Castro, 30, said his family had lost their two-bedroom apartment after the pandemic struck and he and his wife lost hours at their warehouse and office-cleaning jobs, sending them into a financial tailspin.
Rents in Phoenix rose about 8% during the pandemic, the most of any major city, according to the real estate site Zillow. Castro said he could no longer afford the $1,100 that landlords in his old neighborhood were demanding.
“We have this perfect storm happening here of an affordable housing crisis, high eviction rates, massive energy bill burdens, COVID,” said Stacey Champion, who is part of a new movement of heat activists urging governments to do more to plan and protect people.
2:30 p.m. 115 degrees
Theresa Reyas, 49, parked her coolers on a downtown sidewalk, sat down and started selling. She had to make $85 that afternoon to pay for another day’s rent at the E Z Inn, where she has been staying since she left her husband.
Coke? Squirt? Water? she asked people walking by. The people working in air-conditioned office parks or relaxing beside their pools might not need $1 sodas, she reasoned. But in Phoenix’s hottest, least-shaded neighborhoods, they would sell.
“Every year it’s getting hotter and hotter,” she said. “You’ve got to go where the people are. You’ve got to go where it’s hot.”
7 p.m. 113 degrees
As heat waves get fiercer and heat-trapping cities push ever outward, desert nights do not cool down like they once did. And air conditioning bills are pricier than ever. So as the sun set over the city of Mesa, John Nyre, 70, turned off the window unit in his trailer home and went to watch reruns of an ’80s mystery series with his friend Gloria Ellis.

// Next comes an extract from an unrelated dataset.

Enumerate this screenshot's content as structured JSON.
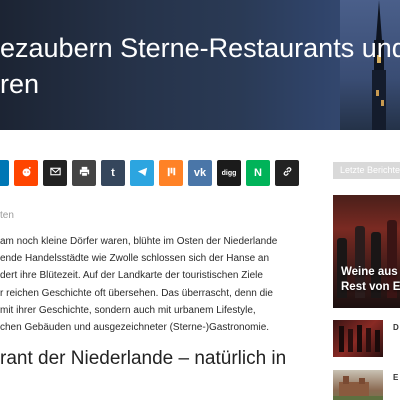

Both worry about their power bills and try to run their air conditioners as little and low as they can. Ellis sets hers to 77 degrees. Nyre’s trailer is baking at 95 degrees some nights when he comes home.
People living in trailer homes face a heightened risk of dying indoors, and Nyre said one of his neighbors was found dead two summers ago. The friends spend time in cool grocery stores but said a nearby senior center where they once went to keep cool remains largely closed because of the pandemic.
“It’s not easy,” Ellis said. “There’s not much you can do.”